Chester Morris' friends sang paeans of praise for his steaks. He prefered to broil on his outdoor barbecue but could prepare equally well on a kitchen stove.
Chester Morris carried the same red-leather wallet, purchased in 1919, for fifteen years and was proud of it.
Mr. and Mrs. Chester Morris and Mr. and Mrs. Elliot Nugent formed a little clique. They managed to have dinner at each others' houses at least once a week.
Chester Morris and the rest of the cast in the vivid drama of prison riot (The Big House) went without any sort of make-up.
In 1931, Chester Morris was quoted on the players' market at $65,000 a picture.
Chester Morris received a Chinese talking mask, valued at $250, a gift from Doane Powell of New York.
Unlike some of the other maritally estranged folks in Hollywood, Chester Morris was always alone when he dined at the various spots.
Chester Morris said he knew an actor who was so conceited, that every time he looked in the mirror, it was just another interlude in the greatest romance in his life.
Chester Morris, quite a magician himself and Russell Swann had the waitresses at the Beverly Derby in hysterics with their impromptu luncheon illusions.
In 1939, Chester Morris said times were so hard, he had to give up his publicity woman so he could send his kid to school.
Chester Morris was proud of one distinction. He'd never been late on the set for any picture.
When Robert Montgomery returned home with his wife from his European vacation, he was entertained with a big welcome home party hosted by his pal, Chester Morris.
Chester Morris always hosted a buffet supper on completion of a picture for crew and male members of the cast, and ran what he called a preview of the film.
Robert Montgomery and Chester Morris chatted over cocktails at Harry Sugarman's Tropics.
Chester Morris majored in art when he attended high school and won several prizes at exhibits.
Franchot Tone's gallstones won Chester Morris the part in “Thunder Afloat," which Tone was to have played.
Chester Morris and Robert Montgomery liked to go skeet shooting together.
It rained the Christmas Eve Chester Morris first essayed Santa for his children. He wore a red cambric suit.
Chester Morris, who built his own sleight-of-hand apparatus, invented a trick in which a rod passes through seemingly solid glass.
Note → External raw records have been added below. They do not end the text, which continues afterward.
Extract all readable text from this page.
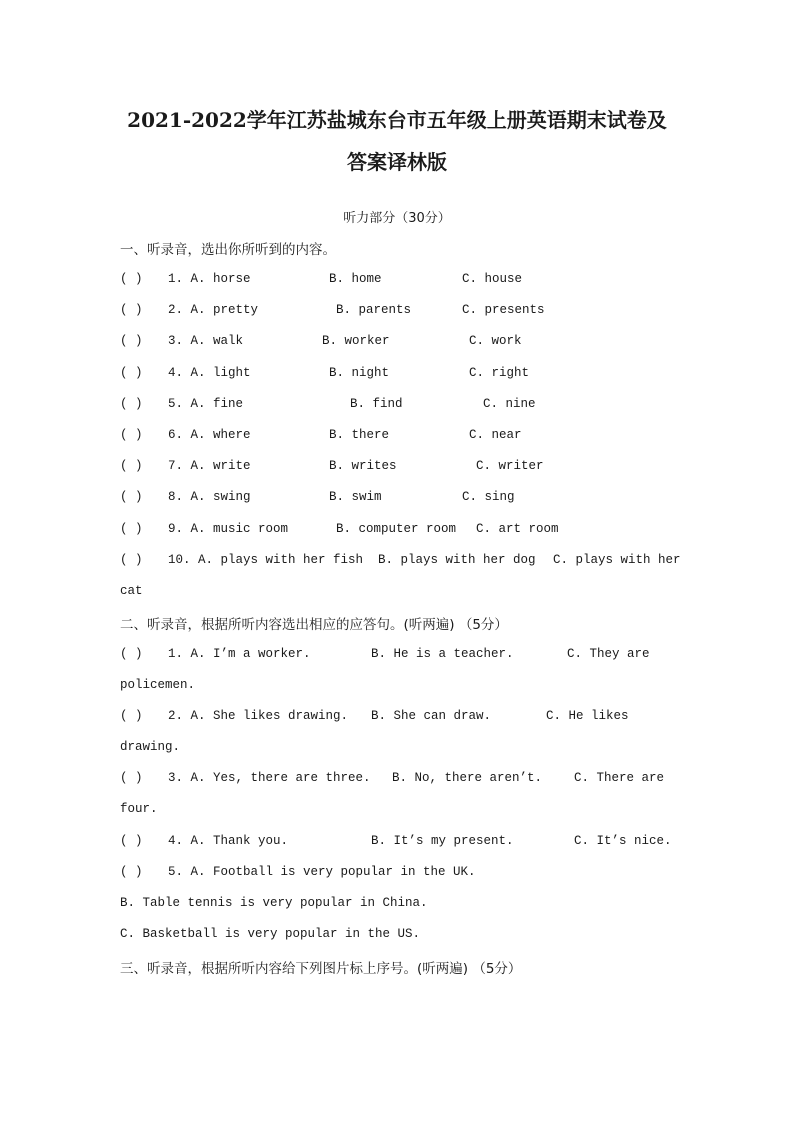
2021-2022学年江苏盐城东台市五年级上册英语期末试卷及
答案译林版
听力部分（30分）
一、听录音，选出你所听到的内容。
( ) 1. A. horse	B. home	C. house
( ) 2. A. pretty	B. parents	C. presents
( ) 3. A. walk	B. worker	C. work
( ) 4. A. light	B. night	C. right
( ) 5. A. fine	B. find	C. nine
( ) 6. A. where	B. there	C. near
( ) 7. A. write	B. writes	C. writer
( ) 8. A. swing	B. swim	C. sing
( ) 9. A. music room	B. computer room C. art room
( ) 10. A. plays with her fish B. plays with her dog C. plays with her
cat
二、听录音，根据所听内容选出相应的应答句。(听两遍) （5分）
( ) 1. A. I’m a worker.	B. He is a teacher.	C. They are
policemen.
( ) 2. A. She likes drawing. B. She can draw.	C. He likes
drawing.
( ) 3. A. Yes, there are three. B. No, there aren’t.	C. There are
four.
( ) 4. A. Thank you.	B. It’s my present.	C. It’s nice.
( ) 5. A. Football is very popular in the UK.
B. Table tennis is very popular in China.
C. Basketball is very popular in the US.
三、听录音，根据所听内容给下列图片标上序号。(听两遍) （5分）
Chester Morris, who went for loud sweaters and occasionally hectic ties, got razzed by his friend Robert Montgomery about his tastes.
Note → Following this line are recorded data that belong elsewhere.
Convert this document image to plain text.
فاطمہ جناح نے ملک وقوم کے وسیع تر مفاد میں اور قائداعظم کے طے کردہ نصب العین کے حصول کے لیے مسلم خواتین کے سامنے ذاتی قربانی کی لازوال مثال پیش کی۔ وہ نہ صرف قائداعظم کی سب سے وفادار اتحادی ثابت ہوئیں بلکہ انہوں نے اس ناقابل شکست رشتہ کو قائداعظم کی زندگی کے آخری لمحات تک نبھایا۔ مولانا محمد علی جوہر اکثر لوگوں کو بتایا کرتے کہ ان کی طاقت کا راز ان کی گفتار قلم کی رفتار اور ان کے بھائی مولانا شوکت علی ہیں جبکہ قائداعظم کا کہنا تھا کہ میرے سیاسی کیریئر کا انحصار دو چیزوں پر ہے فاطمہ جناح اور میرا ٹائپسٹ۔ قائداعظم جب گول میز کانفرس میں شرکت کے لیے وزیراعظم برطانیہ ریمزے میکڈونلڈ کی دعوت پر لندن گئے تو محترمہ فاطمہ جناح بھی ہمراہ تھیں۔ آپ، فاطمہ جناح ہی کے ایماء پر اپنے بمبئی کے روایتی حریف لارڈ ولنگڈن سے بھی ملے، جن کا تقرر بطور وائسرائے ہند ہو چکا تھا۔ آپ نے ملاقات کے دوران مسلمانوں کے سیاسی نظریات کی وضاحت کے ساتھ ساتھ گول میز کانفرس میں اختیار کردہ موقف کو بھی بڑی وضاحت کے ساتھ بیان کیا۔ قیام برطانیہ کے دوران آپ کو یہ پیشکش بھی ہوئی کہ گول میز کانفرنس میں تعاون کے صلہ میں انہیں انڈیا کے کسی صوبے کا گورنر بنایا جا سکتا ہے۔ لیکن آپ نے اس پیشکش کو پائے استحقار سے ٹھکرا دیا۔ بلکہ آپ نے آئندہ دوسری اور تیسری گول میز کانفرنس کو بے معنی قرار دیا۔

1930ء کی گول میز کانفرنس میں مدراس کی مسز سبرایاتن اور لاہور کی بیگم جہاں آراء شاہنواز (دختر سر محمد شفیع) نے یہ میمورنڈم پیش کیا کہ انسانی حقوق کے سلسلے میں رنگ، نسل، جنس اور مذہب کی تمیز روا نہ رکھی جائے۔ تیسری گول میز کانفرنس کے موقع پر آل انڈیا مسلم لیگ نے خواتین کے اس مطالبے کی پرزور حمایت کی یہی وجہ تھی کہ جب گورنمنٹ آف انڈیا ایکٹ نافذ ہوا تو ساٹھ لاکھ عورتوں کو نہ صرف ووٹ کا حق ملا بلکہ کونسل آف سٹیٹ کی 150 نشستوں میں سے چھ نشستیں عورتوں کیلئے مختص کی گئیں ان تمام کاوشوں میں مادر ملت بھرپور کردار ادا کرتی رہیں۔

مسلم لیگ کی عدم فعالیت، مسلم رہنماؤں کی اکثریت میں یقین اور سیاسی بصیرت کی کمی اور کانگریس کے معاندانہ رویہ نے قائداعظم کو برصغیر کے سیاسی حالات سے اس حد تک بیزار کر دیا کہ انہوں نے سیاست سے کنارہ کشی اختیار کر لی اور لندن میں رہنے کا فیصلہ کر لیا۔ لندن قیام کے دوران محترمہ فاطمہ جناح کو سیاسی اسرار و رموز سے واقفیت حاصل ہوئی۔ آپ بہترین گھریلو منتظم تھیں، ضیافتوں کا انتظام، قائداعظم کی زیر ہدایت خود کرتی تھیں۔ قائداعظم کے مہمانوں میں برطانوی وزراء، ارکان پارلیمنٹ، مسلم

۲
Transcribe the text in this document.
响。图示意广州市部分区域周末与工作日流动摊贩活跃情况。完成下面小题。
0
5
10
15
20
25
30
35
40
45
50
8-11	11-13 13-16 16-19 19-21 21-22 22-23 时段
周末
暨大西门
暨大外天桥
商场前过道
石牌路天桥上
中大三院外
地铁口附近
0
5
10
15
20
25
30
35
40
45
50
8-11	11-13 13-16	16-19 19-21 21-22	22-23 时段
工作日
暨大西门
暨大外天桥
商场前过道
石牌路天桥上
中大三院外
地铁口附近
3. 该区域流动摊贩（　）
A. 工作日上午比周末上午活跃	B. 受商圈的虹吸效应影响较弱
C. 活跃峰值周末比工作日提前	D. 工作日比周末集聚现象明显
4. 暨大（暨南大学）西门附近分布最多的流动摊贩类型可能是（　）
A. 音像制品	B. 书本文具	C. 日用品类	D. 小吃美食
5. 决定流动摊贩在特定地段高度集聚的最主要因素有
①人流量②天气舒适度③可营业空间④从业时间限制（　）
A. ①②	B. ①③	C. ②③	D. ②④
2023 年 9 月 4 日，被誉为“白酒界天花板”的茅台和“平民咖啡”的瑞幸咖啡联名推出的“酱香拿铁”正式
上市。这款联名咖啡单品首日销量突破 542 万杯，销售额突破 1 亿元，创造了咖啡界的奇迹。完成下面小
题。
Chester Morris went to England to play the music halls under the sponsorship of Sid Field.
Chester Morris booted Danny Kaye out of his Beverly Hills home because he wanted it back.
Chester Morris' 16 year old son, Brooks, joined the navy, then called his dad and said, "Dad, I've joined the navy. Will you please come down here and sign my papers?"
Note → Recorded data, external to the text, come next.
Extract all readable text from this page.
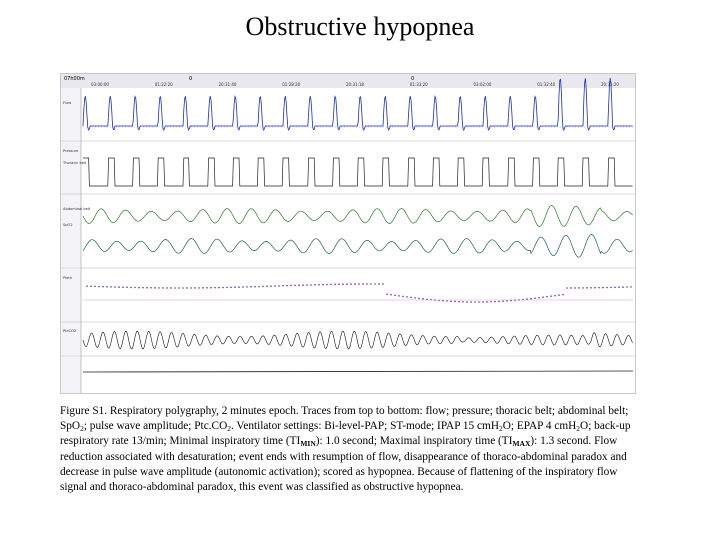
Obstructive hypopnea
07h00m	0	0
03:00:00	01:22:20	20:31:40	01:28:20	20:31:18	01:33:20	03:02:00	01:32:40	20:35:20
Flow
Pressure
Thoracic belt
Abdominal belt
SpO2
Pleth
PtcCO2
Figure S1. Respiratory polygraphy, 2 minutes epoch. Traces from top to bottom: flow; pressure; thoracic belt; abdominal belt;
SpO$_2$; pulse wave amplitude; $Ptc.CO_2$. Ventilator settings: Bi-level-PAP; ST-mode; IPAP 15 cmH$_2$O; EPAP 4 cmH$_2$O; back-up
respiratory rate 13/min; Minimal inspiratory time $(TI_{MIN})$: 1.0 second; Maximal inspiratory time $(TI_{MAX})$: 1.3 second. Flow
reduction associated with desaturation; event ends with resumption of flow, disappearance of thoraco-abdominal paradox and
decrease in pulse wave amplitude (autonomic activation); scored as hypopnea. Because of flattening of the inspiratory flow
signal and thoraco-abdominal paradox, this event was classified as obstructive hypopnea.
Chester Morris appeared at the Hollywood Press Photographers Ball as a rabbit, because of his fame for magical tricks.
Chester Morris and Ted Donaldson performed magic tricks for the boys in the hospitals.
Chester Morris was ambidextrous, adept at using both hands.
Chester was once considered for the role of Dracula in 1931. The role ultimately went to Bela Lugosi.